Je n’ai pas de réponse à la question sur la mauvaise datation, mais la page suivante nous montre le dos de Celui-Dont-Je-Ne-Prononcerai-Pas-Le-Nom (j’ai trop lu Harry Potter, moi). Qu’est-ce qu’il fou là, lui ? Et il en veut aux deux frères Holm... heu, Matthiews? Pour quel besoin faire intervenir cet homme ? Juste pour nous faire comprendre qu'ils reprennent tous les clichés dans le but de nous faire croire qu'ils sont à la hauteur ?

Bûcher pour le cliché de la casquette Deerstalker qu’un membre du personnel constipé donne à Sherlock, lui assurant qu’il n’en trouvera pas des comme ça chez Coldwell... S’il le dit. On doit le croire ? Enfin, grâce à la vieille casquette de cet homme (qui souffre sans doute aussi d’hémorroïdes pour avoir une figure aux traits aussi tirés, limite cadavre), Sherlock nous informe qu’il ne la quittera plus jamais (hygiène, quand tu nous tiens) et nous assure qu’il n’aura plus jamais de rhume grâce à elle. Vous savez ce qu’il vous reste à faire pour ne plus jamais être malade...

La fin est assez... Comment dire ? Stupéfiante ? C’est le mot et j’ajouterai, tant que je parle de stupéfiant, que les pensées de Sherlock m’ont fait bondir sur ma chaise : « J’aurais donné mon âme pour un peu de cocaïne. J’avais gardé des amitiés au labo de chimie du Saint-Bartolomew Hospital, dont celle d’un préparateur qui me fournissait autrefois ». Le scénariste fait de Sherlock un camé profond. Si vous avez entendu un bruit louche, c’était mes dents qui grinçaient. Elles ont continué de grincer quand j’ai vu Sherlock en deerstalker-macfarlane dans Londres. Bref, clichés à fond ! En plus, le coupable (improbable) avait des motifs bancals, je trouve. Pour le « responsable » de son malheur, je veux bien admettre la vengeance, mais pas pour le reste ! Dément !

Le scénario aurait pu être tout à fait valable et meilleur, avec un autre scénario pour la fin. L’album aurait reçu un avis favorable si les dessins n’avaient pas été aussi merdiques et les gros clichés absents.

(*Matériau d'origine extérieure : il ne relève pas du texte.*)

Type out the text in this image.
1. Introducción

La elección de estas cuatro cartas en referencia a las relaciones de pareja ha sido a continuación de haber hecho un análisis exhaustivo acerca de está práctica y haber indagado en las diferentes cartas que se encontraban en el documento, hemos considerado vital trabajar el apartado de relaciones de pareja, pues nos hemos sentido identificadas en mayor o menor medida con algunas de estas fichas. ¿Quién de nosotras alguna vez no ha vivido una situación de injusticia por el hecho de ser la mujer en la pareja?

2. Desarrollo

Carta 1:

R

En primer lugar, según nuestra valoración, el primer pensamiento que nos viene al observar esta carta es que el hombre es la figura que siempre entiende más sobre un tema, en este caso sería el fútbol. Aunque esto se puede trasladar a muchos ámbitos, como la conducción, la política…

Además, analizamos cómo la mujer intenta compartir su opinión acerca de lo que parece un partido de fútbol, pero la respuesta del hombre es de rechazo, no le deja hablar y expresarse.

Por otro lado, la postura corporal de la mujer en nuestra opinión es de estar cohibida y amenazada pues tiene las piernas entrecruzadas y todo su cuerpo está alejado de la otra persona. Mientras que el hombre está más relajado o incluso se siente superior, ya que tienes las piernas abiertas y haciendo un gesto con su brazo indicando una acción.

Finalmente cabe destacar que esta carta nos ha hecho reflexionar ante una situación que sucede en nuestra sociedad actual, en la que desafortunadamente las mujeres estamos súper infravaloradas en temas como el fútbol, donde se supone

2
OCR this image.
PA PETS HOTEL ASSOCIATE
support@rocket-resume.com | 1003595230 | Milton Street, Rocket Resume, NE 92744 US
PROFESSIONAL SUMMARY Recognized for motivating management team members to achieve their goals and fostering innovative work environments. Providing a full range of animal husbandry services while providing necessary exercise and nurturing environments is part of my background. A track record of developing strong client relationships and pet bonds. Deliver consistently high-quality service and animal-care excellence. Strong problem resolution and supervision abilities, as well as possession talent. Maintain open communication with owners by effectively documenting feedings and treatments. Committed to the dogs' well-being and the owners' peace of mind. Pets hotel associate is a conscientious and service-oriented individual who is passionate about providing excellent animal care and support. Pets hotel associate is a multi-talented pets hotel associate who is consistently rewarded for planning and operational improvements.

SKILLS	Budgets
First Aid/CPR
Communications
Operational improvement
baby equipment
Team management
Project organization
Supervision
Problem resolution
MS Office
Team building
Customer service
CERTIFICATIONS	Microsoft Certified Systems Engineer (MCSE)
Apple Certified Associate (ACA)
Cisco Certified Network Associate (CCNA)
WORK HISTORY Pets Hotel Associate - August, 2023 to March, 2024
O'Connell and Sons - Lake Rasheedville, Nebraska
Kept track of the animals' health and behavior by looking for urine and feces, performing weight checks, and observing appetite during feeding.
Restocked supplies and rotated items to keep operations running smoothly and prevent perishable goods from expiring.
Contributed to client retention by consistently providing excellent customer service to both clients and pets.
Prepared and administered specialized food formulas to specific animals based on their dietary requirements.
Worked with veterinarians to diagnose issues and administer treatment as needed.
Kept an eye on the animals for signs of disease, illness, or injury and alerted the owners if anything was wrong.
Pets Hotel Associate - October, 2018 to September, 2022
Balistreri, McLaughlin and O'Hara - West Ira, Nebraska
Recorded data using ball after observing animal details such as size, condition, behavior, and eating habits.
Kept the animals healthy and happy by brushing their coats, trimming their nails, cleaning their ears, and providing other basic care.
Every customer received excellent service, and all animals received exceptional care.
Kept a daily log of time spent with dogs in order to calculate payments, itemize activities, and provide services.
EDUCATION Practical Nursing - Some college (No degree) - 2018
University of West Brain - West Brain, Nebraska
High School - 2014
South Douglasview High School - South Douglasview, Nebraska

Là, malgré certains points positifs, il reste trop de négatif, donc je mitige vers le "pouvait mieux faire".

Ah oui, j'oubliais ! L'explication du nom.

Puisque la dernière fois que la mère de Sherlock et Mycroft avait joué du violon, il s’agissait d’un poème symphonique qui s’intitulait « les Argonautes » et joué par Augusta Holmes. Elle a réellement existé, j’ai vérifié et je suis tombée sur ça : « En 1880, son poème symphonique Les Argonautes, reçoit la mention très honorable au Prix de la ville de Paris (le premier Prix est remporté par Duvernoy avec La Tempête) ». En 1880 ? Oups, si l’action se passe en 1877 comme indiqué au début, ceci est autre erreur dans le temps !

De plus, son nom s’écrivait « Holmès » et j’ai horreur quand quelqu’un prononce le nom de Holmes en appuyant sur le « messe ».